Aku pun mengangguk. Namun sebelum wanita dihadapanku meraih tanganku, Arthur berbisik kearahku yang lantas langsung membuatku kembali menundukkan pandanganku.

"Beliau adalah Ratu Ave, tundukan pandanganmu, sayang."

Aku menelan ludahku ketika lagi-lagi kudengar seseorang tertawa, tidak, bukan seseorang, Yang Mulia Raja dan Arthur juga. Kurasakan wajahku memanas, menelan bulat-bulat rasa maluku lalu melenggang pergi bersama Yang Mulia Ratu yang berjalan disampingku.

Setelah itu aku terus berjalan dengan wajah tertunduk dan kembali mengundang tawa sang Ratu. "Angkat wajahmu, Lalluna. Arthur sepertinya benar-benar membuatmu takut."

Perlahan-lahan aku mengangkat wajahku, namun dengan sekuat tenaga aku menjaga pandanganku dari sang Ratu yang seakan-akan ingin terus di tatap. Sembari menemani sang Ratu mengelilingi ballroom ini, dapat kulihat manusia-manusia yang kami lewati ikut menundukan pandangannya dan membuka jalan.

Setelah sampai didekat hidangan makanan, sang Ratu memutar tubuhnya dan menatapku, membuatku ikut memutar tubuhku dan menundukkan kepala. Untuk kedua kalinya sang Ratu mengusap kepalaku lalu menyentuh daguku agar dapat menatapnya.

"Tatap aku, Lalluna."

Dengan segenap keberanian yang ada, aku mengangkat pandanganku dan menatap Ratu. Sebuah getaran pun terjadi tepat setelah aku menatap matanya, seakan-akan tatapannya berbicara pada setiap inchi dari tubuhku.

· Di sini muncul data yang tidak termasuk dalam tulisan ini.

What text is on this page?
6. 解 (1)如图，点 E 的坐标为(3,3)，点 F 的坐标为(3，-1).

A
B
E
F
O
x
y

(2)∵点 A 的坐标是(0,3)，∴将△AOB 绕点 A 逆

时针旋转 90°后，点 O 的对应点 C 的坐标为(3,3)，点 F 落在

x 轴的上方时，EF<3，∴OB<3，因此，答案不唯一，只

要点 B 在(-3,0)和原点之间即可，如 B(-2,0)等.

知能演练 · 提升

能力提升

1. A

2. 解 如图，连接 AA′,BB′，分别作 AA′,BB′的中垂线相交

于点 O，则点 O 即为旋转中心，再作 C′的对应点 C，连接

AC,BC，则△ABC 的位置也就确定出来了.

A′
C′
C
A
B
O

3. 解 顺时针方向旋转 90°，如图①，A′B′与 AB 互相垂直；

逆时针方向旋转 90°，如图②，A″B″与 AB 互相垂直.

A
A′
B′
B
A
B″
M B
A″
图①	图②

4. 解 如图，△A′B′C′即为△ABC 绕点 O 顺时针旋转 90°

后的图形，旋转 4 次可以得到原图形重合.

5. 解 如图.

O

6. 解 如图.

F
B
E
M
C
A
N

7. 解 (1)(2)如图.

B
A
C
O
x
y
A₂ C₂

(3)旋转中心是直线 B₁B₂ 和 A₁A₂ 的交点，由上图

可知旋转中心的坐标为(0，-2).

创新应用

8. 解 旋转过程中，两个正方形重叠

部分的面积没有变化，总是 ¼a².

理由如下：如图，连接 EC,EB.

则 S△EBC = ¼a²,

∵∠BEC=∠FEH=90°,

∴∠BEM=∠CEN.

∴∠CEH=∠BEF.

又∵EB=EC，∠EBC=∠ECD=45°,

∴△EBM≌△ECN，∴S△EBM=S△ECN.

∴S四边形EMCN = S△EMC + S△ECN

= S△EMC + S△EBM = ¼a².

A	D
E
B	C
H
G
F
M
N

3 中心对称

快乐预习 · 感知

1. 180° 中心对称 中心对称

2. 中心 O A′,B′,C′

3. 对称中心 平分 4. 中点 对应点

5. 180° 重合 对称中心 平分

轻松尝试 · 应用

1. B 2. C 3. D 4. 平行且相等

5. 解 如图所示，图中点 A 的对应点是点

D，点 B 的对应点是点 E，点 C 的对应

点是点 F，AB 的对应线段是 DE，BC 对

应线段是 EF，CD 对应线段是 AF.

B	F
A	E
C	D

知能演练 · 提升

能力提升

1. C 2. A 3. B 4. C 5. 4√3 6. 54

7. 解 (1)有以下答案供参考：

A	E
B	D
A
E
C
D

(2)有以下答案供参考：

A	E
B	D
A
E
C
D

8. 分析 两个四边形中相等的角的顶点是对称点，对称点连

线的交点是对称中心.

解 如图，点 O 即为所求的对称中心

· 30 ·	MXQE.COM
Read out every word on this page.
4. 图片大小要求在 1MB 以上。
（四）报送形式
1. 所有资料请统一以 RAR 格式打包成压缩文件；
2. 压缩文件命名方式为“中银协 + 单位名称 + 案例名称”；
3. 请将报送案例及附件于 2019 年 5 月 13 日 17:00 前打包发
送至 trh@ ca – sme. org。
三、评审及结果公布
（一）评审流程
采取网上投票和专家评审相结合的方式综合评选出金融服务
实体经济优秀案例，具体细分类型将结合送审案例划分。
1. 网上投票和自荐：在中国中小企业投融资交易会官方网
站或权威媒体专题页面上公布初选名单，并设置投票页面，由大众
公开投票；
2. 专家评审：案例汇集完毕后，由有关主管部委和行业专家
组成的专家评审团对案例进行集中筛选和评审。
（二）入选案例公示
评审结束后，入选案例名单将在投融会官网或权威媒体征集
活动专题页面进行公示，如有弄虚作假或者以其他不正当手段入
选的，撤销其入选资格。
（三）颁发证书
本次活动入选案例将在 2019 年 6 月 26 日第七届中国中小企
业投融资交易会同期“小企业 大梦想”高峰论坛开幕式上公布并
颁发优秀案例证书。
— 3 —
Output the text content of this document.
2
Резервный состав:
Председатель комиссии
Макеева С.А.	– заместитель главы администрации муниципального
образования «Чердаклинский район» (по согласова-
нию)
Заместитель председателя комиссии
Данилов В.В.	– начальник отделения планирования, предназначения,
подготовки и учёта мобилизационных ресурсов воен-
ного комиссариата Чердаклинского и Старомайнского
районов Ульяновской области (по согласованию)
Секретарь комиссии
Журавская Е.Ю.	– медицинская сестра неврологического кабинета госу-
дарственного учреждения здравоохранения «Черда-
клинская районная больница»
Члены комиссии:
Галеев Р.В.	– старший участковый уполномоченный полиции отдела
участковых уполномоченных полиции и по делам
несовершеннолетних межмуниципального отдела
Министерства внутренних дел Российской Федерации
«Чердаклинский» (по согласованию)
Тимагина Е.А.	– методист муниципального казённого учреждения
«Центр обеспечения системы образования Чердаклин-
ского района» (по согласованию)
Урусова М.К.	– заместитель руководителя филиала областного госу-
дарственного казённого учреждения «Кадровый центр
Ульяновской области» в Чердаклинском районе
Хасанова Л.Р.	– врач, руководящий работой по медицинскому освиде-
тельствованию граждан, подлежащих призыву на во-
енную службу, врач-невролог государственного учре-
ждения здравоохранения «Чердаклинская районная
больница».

Kulihat ia tersenyum lalu meraih kedua bahuku.

Sang Ratu terdiam, namun ia memperhatikan penampilanku dari atas hingga bawah sampai pada akhirnya ia tertuju pada kalung yang bertengger didepan dadaku. Setelah itu kedua mata merah marunnya kembali menatapku dan senyuman diwajahnya semakin mengembang.

"Tuhan memberkatimu, sayang," ujarnya yang lantas membuatku bingung. "Dengan kedatanganmu ke dunia ini, akan membawa banyak perubahan bagi kaumku."

"M-maksud Anda apa, Yang Mulia Ratu?" tanyaku gugup.

"Kau akan tau secepatnya," kali ini sang Ratu memelukku. "Aku berharap yang terbaik darimu, Lalluna."

Perlahan-lahan aku mengangguk, walaupun tidak begitu mengerti tentang pernyataan sang Ratu. Namun lebih baik jika aku mengingatnya dan meresapinya dengan baik, siapa tau aku benar-benar akan mengerti secepatnya.

Setelah itu sang Ratu melepaskan pelukannya padaku lalu mengajakku untuk berbincang dengan beberapa petinggi dan warga packku. Entah aku saja yang terlalu percaya diri atau memang setiap manusia yang menatapku merubah sorot matanya menjadi sorot nafsu. Aku bergidik ngeri diam-diam.

Sampai pada akhirnya ketika Ratu izin undur diri, seorang pria dengan rambut pirang yang memperkenalkan dirinya dengan nama Sammy menjilat bibirnya dan menatapku penuh minat.

"Luna Lalluna, senang bertemu denganmu," bisiknya tepat di samping telingaku. "Dan kelihatannya Alpha Arthur belum menandaimu."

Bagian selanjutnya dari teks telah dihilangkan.